There’s no doubt about it: Big Hero 6 is something that people want to see.
The story of a soft, squishy robot taking on the world has netted Walt Disney Studios $US111 million since its opening in North America two weeks ago. Last week the animated film beat out Christopher Nolan’s space epic, Interstellar for first place at the box office. By all accounts, it’s an incredibly enjoyable film.
It’s the hot ticket in town at the moment, provided you live in the US.
The film may have already spent 14 days screening in the US, but here in Australia, we won’t get it until 26 December. That’s an eight-week delay. 56 days for those playing the numbers game.
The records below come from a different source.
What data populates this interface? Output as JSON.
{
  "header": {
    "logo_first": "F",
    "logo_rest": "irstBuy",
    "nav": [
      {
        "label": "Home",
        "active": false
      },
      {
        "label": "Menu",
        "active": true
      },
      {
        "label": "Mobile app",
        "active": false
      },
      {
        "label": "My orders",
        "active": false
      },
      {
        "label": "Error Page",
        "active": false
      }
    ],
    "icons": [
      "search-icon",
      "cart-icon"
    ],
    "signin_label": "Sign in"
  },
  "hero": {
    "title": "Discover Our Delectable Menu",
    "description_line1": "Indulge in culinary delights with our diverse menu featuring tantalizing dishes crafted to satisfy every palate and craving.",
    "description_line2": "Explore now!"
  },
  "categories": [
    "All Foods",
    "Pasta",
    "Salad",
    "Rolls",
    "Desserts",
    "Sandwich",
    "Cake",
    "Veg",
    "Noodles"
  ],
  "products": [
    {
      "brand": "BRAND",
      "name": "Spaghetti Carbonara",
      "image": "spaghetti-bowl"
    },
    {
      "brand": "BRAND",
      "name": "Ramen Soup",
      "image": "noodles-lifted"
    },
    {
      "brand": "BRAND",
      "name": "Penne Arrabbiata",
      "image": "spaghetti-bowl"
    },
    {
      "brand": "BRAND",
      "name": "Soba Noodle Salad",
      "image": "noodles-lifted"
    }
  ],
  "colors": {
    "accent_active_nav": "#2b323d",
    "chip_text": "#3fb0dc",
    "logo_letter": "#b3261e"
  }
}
Historically-speaking, what do Australians do if they can’t get something at the same time as their US counterparts? Well, a significant number of them pirate it. You only need to take a look at the consumer behaviour surrounding Foxtel’s stranglehold on Game Of Thrones to see how easily people take to the high seas of internet piracy.
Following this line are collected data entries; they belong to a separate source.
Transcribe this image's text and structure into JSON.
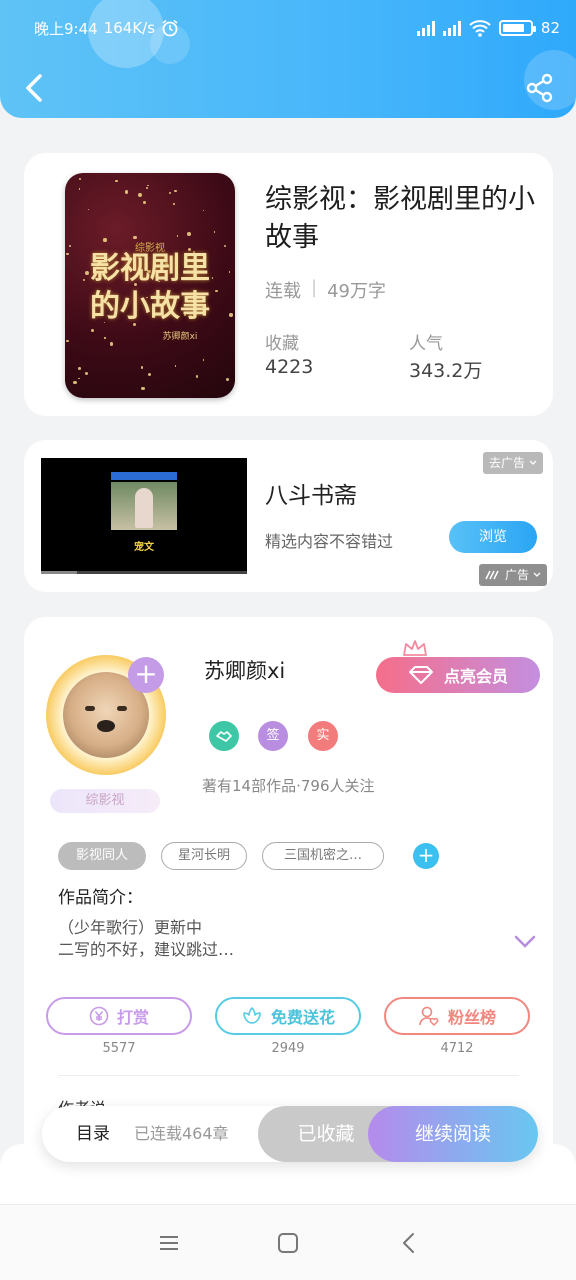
{
  "status_bar": {
    "time": "晚上9:44",
    "speed": "164K/s",
    "battery": "82",
    "battery_level": 0.82
  },
  "header": {
    "back_icon": "chevron-left-icon",
    "share_icon": "share-icon"
  },
  "book": {
    "cover_title_line1": "影视剧里",
    "cover_title_line2": "的小故事",
    "cover_label": "综影视",
    "cover_author": "苏卿颜xi",
    "title": "综影视：影视剧里的小故事",
    "status": "连载",
    "separator": "|",
    "word_count": "49万字",
    "collect_label": "收藏",
    "collect_value": "4223",
    "popularity_label": "人气",
    "popularity_value": "343.2万"
  },
  "ad": {
    "title": "八斗书斋",
    "description": "精选内容不容错过",
    "button": "浏览",
    "dismiss_label": "去广告",
    "ad_label": "广告",
    "video_caption": "宠文"
  },
  "author": {
    "name": "苏卿颜xi",
    "vip_button": "点亮会员",
    "badge": "综影视",
    "medals": [
      {
        "label": "",
        "color": "#3ec7a6",
        "icon": "handshake-icon"
      },
      {
        "label": "签",
        "color": "#b98ee0"
      },
      {
        "label": "实",
        "color": "#f27b7b"
      }
    ],
    "meta": "著有14部作品·796人关注",
    "tags": [
      "影视同人",
      "星河长明",
      "三国机密之…"
    ],
    "intro_title": "作品简介：",
    "intro_line1": "（少年歌行）更新中",
    "intro_line2": "二写的不好，建议跳过…",
    "actions": [
      {
        "label": "打赏",
        "count": "5577",
        "color": "#c89be8",
        "icon": "yen-icon"
      },
      {
        "label": "免费送花",
        "count": "2949",
        "color": "#56cde3",
        "icon": "flower-icon"
      },
      {
        "label": "粉丝榜",
        "count": "4712",
        "color": "#f2877f",
        "icon": "fan-icon"
      }
    ],
    "says_label": "作者说"
  },
  "bottom_bar": {
    "catalog": "目录",
    "serial_status": "已连载464章",
    "collected": "已收藏",
    "continue_reading": "继续阅读"
  },
  "colors": {
    "header_gradient_start": "#5fc3f6",
    "header_gradient_end": "#2fa9fb",
    "vip_gradient_start": "#f56e8a",
    "vip_gradient_end": "#c48fe0",
    "read_gradient_start": "#b58bec",
    "read_gradient_end": "#68c7f1"
  }
}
The reason Big Hero 6 has a big hero-sized delay in Australia is simple: it’s an event movie, and Disney is holding it back for a holiday event in Australia. Boxing Day is a big movie day in Australia, with audiences flocking into cinemas to catch the latest blockbuster while simultaneously escaping Australia’s punishing December heat.
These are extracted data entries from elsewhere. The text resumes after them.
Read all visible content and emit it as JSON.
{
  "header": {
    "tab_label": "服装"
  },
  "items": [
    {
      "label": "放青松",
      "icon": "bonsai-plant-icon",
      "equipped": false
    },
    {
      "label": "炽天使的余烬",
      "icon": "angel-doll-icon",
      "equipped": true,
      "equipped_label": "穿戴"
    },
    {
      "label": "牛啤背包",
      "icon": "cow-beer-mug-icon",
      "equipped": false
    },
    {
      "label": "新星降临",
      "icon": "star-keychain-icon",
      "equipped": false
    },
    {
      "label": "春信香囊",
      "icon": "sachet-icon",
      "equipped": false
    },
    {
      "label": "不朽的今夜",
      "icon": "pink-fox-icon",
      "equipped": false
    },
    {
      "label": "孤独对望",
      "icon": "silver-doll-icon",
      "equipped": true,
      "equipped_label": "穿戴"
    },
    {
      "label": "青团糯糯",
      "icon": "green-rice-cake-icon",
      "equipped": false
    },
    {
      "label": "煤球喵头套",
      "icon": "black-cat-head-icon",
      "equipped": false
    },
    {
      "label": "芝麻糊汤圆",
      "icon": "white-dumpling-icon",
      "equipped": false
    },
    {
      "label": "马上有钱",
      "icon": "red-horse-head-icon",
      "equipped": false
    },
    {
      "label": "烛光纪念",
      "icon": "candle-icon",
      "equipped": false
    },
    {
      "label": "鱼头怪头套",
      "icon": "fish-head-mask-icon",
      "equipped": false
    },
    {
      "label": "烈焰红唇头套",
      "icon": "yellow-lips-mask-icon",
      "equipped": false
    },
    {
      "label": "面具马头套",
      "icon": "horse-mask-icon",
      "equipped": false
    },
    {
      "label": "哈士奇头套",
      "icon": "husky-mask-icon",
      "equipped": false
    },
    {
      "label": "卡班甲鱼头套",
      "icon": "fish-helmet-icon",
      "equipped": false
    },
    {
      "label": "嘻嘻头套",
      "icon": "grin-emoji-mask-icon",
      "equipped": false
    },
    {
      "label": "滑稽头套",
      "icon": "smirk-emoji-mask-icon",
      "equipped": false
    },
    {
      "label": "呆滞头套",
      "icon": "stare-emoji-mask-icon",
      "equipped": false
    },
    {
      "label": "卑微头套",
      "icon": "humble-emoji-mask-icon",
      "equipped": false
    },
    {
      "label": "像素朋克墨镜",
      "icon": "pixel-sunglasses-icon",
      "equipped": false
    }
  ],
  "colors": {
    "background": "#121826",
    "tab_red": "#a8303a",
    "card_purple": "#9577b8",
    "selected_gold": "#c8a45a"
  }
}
We saw the same thing happen for The LEGO Movie earlier on in the year: Village Roadshow held the film back for a significant period of time in Australia to capitalise on parents needing something to do with their kids during the school holidays. It’s a rational business decision, but think about it in terms of the Australian market which is rabid for content and alarmingly OK with piracy and you start to see the problem.
Village Roadshow’s CEO, Graham Burke, described the strategy surrounding the release of The LEGO Movie as “one hell of a mistake” at a recent government-run forum on copyright, and pledged to release all of its upcoming films day-in-date with the US to discourage people from pirating them.
While Australia has a bit of a wait for Big Hero 6 to legally land on our shores, it could be so much worse.
When The LEGO Movie came out in Australia, we were at the bottom of the schedule next to New Zealand. For Big Hero 6, we’re kind of in the middle of the pack. The content consumers who should be really mad about the stupidity of the cinema release schedule are those living in the UK and Ireland. They have to wait until at least 30 January, 2015 for the film. Also spare a thought for those at the absolute bottom of the calendar in Belgium, Sweden and France, who have to wait until 11 February, 2015 for the title to come out there.
Australia has it bad for blockbusters, but for once, we’re not the worst.